Small has worked his way up the right way, reaching out to fighters with humility, showing appreciation for every inch of praise or recognition he receives. Just four years ago, his only experience with sketching had been little drawings for his daughter or his niece and nephew, maybe the odd frame of a classic film, if it piqued his interest. So, why boxing? And how has something that started as a hobby to separate himself from a demanding job actually become his full-time job? 

“I picked up a pencil [when] I watched a TV program about art and I saw a person using a particular technique. I thought, ‘I can’t understand why they’re doing that but it might be interesting to try it and get some perspective.’ Pretty much when I joined Twitter, that’s when I picked up a pencil (April 2019.) The job I had when I started drawing, I was the director of a local charity where I live. I still keep my hand in with that now, even though I left that job and turned professional with the art work, I spend a couple of weeks working for a local organisation that supports charities across Dorset.

“That charity supports everything from domestic abuse to substance issues, homelessness, addiction, you name it. I had to arrange accommodation and stuff like that, to help people move on.
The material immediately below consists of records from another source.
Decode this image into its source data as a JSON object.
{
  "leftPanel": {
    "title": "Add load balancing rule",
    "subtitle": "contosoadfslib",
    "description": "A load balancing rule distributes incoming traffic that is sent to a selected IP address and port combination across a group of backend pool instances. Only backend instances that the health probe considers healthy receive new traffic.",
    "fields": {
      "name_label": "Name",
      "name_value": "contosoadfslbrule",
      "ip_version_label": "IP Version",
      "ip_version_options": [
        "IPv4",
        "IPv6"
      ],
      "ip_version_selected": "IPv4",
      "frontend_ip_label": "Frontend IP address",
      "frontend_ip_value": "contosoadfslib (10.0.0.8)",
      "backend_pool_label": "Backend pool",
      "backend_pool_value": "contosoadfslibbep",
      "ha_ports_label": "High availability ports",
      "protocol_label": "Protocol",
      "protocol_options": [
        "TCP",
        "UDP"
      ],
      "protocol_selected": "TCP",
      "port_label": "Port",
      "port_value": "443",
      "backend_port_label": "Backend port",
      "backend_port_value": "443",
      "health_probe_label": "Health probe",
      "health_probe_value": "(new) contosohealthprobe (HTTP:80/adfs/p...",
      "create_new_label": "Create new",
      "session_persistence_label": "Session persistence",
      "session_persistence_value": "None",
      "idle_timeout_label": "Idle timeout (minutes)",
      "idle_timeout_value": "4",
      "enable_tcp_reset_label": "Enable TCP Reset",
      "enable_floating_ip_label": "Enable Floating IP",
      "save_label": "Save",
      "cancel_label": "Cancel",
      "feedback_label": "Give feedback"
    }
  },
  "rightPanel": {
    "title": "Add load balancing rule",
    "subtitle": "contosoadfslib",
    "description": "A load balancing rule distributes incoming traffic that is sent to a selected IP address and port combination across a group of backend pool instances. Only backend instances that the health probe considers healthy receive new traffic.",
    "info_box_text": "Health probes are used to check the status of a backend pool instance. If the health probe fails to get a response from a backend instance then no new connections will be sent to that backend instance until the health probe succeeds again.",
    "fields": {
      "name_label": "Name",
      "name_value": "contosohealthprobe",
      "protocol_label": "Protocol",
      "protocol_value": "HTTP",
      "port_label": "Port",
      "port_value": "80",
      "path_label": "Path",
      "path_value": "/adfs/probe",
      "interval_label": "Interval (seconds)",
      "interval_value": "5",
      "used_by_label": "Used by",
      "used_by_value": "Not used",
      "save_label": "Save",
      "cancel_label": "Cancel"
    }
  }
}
We helped people find hobbies that could potentially turn into careers and help them move on… And I guess, weirdly, I ended up finding a hobby that helped me turn it into a career. 

“I saw Chris Billam-Smith live on TV winning the Commonwealth belt,” Small, 39, continued. “I liked boxing and was looking for something to combine my time drawing stuff with something I liked. I reached out, he was very kind, he got back to me within a day, and within a week he was round the house with the belts and we got to work. I suppose, I just wanted to try something a bit different, and I thought, ‘Okay, I’ll give that a bit of a go and see if I’ve got any skill.’ When it started out, it was like, ‘This is never gonna be a career. I’ll just meet a few boxers, nice people, but it’s not gonna be a job.’ Then some people were quite keen to have some of my work and that was lovely – okay, it’s a bit of a side hustle. That’s fine, but we’ve got bills to pay… Then, it kept evolving through that.” 

Chris Billam-Smith with his portrait

At time of writing, Chris Small has been approached and commissioned by fight figures including Andre Ward and Roman “Chocolatito” Gonzalez, and is slated to draw each entrant from this year’s British Boxing Hall of Fame. He tells Boxing News that at least 14 former or current world champions now own portions of his unique offering. Some commissioned, some gifted, some bought after the fact. All greatly received. Small was delighted to work with Chris Billam-Smith again last week, before the cruiserweight headlined in their home town. It’s all come full circle for both men, you could say.  

When asked what the future holds, Small was appreciative of boxing’s support, as ever: “It’s weird because the end goal was never to be a professional artist. Even being here is unreal, really. The conversations I had with my wife were basically: life’s too short. We’ve had relatives that couldn’t make it to a certain time, so do you know what, if you find something you enjoy and you can make it work, and if you’re not naïve enough to throw it all in without covering your bases, then why not roll the dice? My wife, she’d say she has a sous chef in the kitchen now chopping the veg from five till six instead of driving home in his car from Southampton. It’s been wonderful for us having more time together away from work; she is my number one promoter in that regard.”